Diese Investitionen werden dringend benötigt, um unsere Infrastruktur auf einem guten Stand zu bringen bzw. dort zu halten. Stadtkernsanierung, Gewerbegebiet Süd II einschließlich des dazugehörenden Kreisels, der Ausbau der Breitbandversorgung, Feuerwehr, Straßen wie die St.-Ilgener-Straße und der dritte Abschnitt der Theodor-Heuss-Straße, Gemeinschaftsschule und Kindergarten – es spannt sich auch 2019 wieder ein breites Band der kommunalen Ausgaben. Insgesamt werden wir rund 10 Mio. € für Baumaßnahmen ausgeben, eine immense Summe, an der wir aber nicht vorbeikommen, wenn wir zukunftsfähig bleiben wollen. Wir müssen offensiv in unsere Infrastruktur investieren, sonst verlieren wir den Anschluss in der prosperierenden Metropolregion.

Daher haben wir neben der Entnahme aus der Rücklage von rund 4,5 Mio. € auch eine Kreditaufnahme von 3,6 Mio. € vorgesehen.

Das ist uns allen nicht leicht gefallen, aber die vor uns liegenden Herausforderungen machen es erforderlich. Ich habe bereits im vergangenen Jahr darauf verwiesen, dass wir den Standort Leimen stärken und die Attraktivität unserer Stadt steigern müssen. Daran hat sich nichts geändert und daran wird sich auch in den kommenden Jahren sicher nichts ändern. Alle nun eingeplanten Ausgaben dienen diesem übergeordneten Ziel. Wir setzen nur das dazu Erforderliche um, vieles Wünschenswerte ist bei den zahlreichen Beratungen auf der Strecke geblieben. Ich betone dies deshalb, weil wir natürlich mit zahlreichen, meist auch durchaus berechtigten, Wünschen konfrontiert werden. Hier zeigt sich die heute noch gültige Wahrheit, die dem britischen Minister Anthony Eden einen tiefen Seufzer abrang: „Jeder erwartet vom Staat Sparsamkeit im Allgemeinen und Freigebigkeit im Besonderen.“

Im Mittelpunkt stehen 2019 die wichtigen Bereiche Jugend und Bildung, nämlich den Ludwig-Uhland-Kindergarten und die Schulen. 500.000. € werden wir für die Neubauten der Geschwister-Scholl-Schule ausgeben, weitere 2,1 Mio. € für die Sanierung der Otto-Graf-Schule. Wir werden dabei nicht nur mit der neuen Schulform „Gemeinschaftsschule“ die Attraktivität Leimens stärken und damit einen wichtigen „weichen“ Standortfaktor kreieren, sondern auch mit der Sanierung der Realschule für die dortigen Schüler und Lehrkräfte ein modernes Lernumfeld schaffen.

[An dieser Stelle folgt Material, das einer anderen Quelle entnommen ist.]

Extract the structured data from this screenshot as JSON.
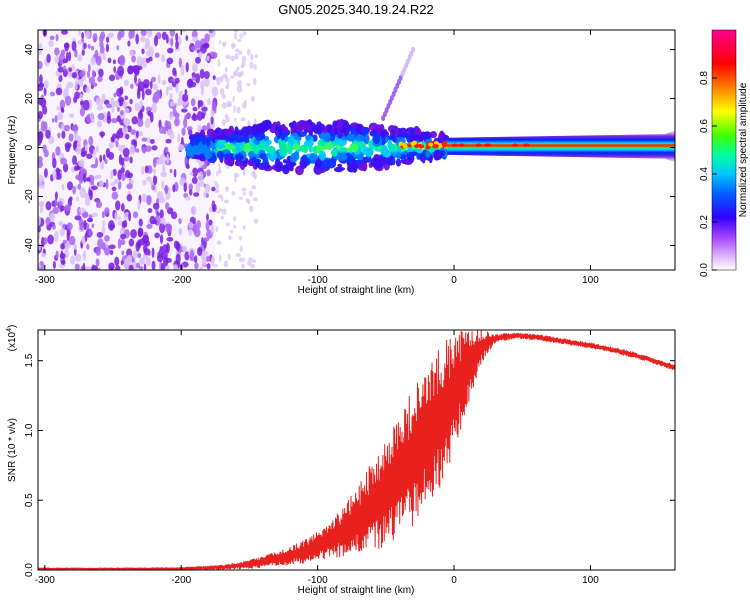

Ein wichtiger Meilenstein für unsere Stadt ist auch das Gewerbegebiet Süd bzw. der Kreisel, der das Gebiet erschließen soll. Für diese Anbindung an die B 3 haben wir 1,85 Mio. € vorgesehen. Für die Sanierung der Straße „Im Bubenwingert“ sind 400.000 € eingeplant. Weitere 850.000 € fließen in die Stadtkernsanierung, eine halbe Million in die Sanierung des denkmalgeschützten St. Ilgener Rathauses und 150.000 € ein schnelles Internet. Letzteres ist unabdingbar, wenn wir im Wettbewerb um neue Firmen mithalten wollen.

Lassen Sie mich mit einem alten, aber immer noch zutreffenden Werbespruch schließen: „Es gibt viel zu tun, packen wir es an.“ Wir können es uns nicht erlauben, etwas liegen zu lassen!

Mein Dank geht an alle Mitarbeiterinnen und Mitarbeiter, insbesondere natürlich Bernd Veith und Jens Dörfer von der Kämmerei und an unsere Finanzdezernentin, Bürgermeisterin Claudia Felden, an Sie, die Mitglieder des Gemeinderates, aber vor allem auch an alle unsere Bürger, Unternehmer, Gewerbetreibenden und alle Steuerzahler, ohne deren Fleiß wir heute Abend über nichts zu verfügen hätten.